Recent discoveries highlighted that maternal immune activation (MIA) in response to infections during pregnancy influences the development of fetal nervous and immune system. Dysregulated signaling of maternal IL-6 and IL-17A are key components of MIA and a high-risk factor for the development of autism spectrum disorders (ASD) in offspring. The core ASD symptoms, which vary in severity, are impaired communication and social skills, restricted or repetitive behaviors and intellectual disability. 

Currently, there is no definitive standard-of-care neither for already developed ASD nor for the prevention of ASD development. Progress in the field is prevented by the fact that research and therapeutic interventions during human pregnancy are extremely limited for ethical reasons.

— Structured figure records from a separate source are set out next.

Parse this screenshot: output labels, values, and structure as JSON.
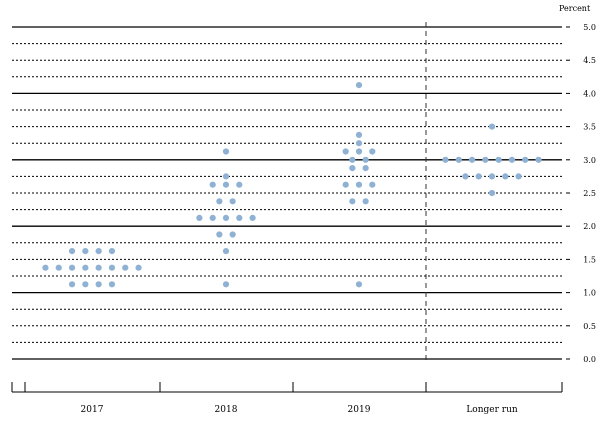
{
  "chart_data": {
    "type": "scatter",
    "unit_label": "Percent",
    "ylim": [
      0,
      5
    ],
    "y_ticks": [
      "0.0",
      "0.5",
      "1.0",
      "1.5",
      "2.0",
      "2.5",
      "3.0",
      "3.5",
      "4.0",
      "4.5",
      "5.0"
    ],
    "categories": [
      "2017",
      "2018",
      "2019",
      "Longer run"
    ],
    "dot_color": "#8fb2d4",
    "grid": "solid at whole percents, dotted at other 0.25 steps",
    "series": [
      {
        "category": "2017",
        "points": [
          {
            "y": 1.625,
            "count": 4
          },
          {
            "y": 1.375,
            "count": 8
          },
          {
            "y": 1.125,
            "count": 4
          }
        ]
      },
      {
        "category": "2018",
        "points": [
          {
            "y": 3.125,
            "count": 1
          },
          {
            "y": 2.75,
            "count": 1
          },
          {
            "y": 2.625,
            "count": 3
          },
          {
            "y": 2.375,
            "count": 2
          },
          {
            "y": 2.125,
            "count": 5
          },
          {
            "y": 1.875,
            "count": 2
          },
          {
            "y": 1.625,
            "count": 1
          },
          {
            "y": 1.125,
            "count": 1
          }
        ]
      },
      {
        "category": "2019",
        "points": [
          {
            "y": 4.125,
            "count": 1
          },
          {
            "y": 3.375,
            "count": 1
          },
          {
            "y": 3.25,
            "count": 1
          },
          {
            "y": 3.125,
            "count": 3
          },
          {
            "y": 3.0,
            "count": 2
          },
          {
            "y": 2.875,
            "count": 2
          },
          {
            "y": 2.625,
            "count": 3
          },
          {
            "y": 2.375,
            "count": 2
          },
          {
            "y": 1.125,
            "count": 1
          }
        ]
      },
      {
        "category": "Longer run",
        "points": [
          {
            "y": 3.5,
            "count": 1
          },
          {
            "y": 3.0,
            "count": 8
          },
          {
            "y": 2.75,
            "count": 5
          },
          {
            "y": 2.5,
            "count": 1
          }
        ]
      }
    ]
  }
}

To study the etiology of ASD in response to maternally produced cytokines, we use well-defined transgenic mouse models with IL-6 and IL-17A overexpression during pregnancy. This allows us to characterize long-lasting consequences and decipher mechanisms of prenatal imprinting to IL-6 and IL-17A. We believe that insights from our studies will be used to design novel treatment strategies to prevent the development of ASD.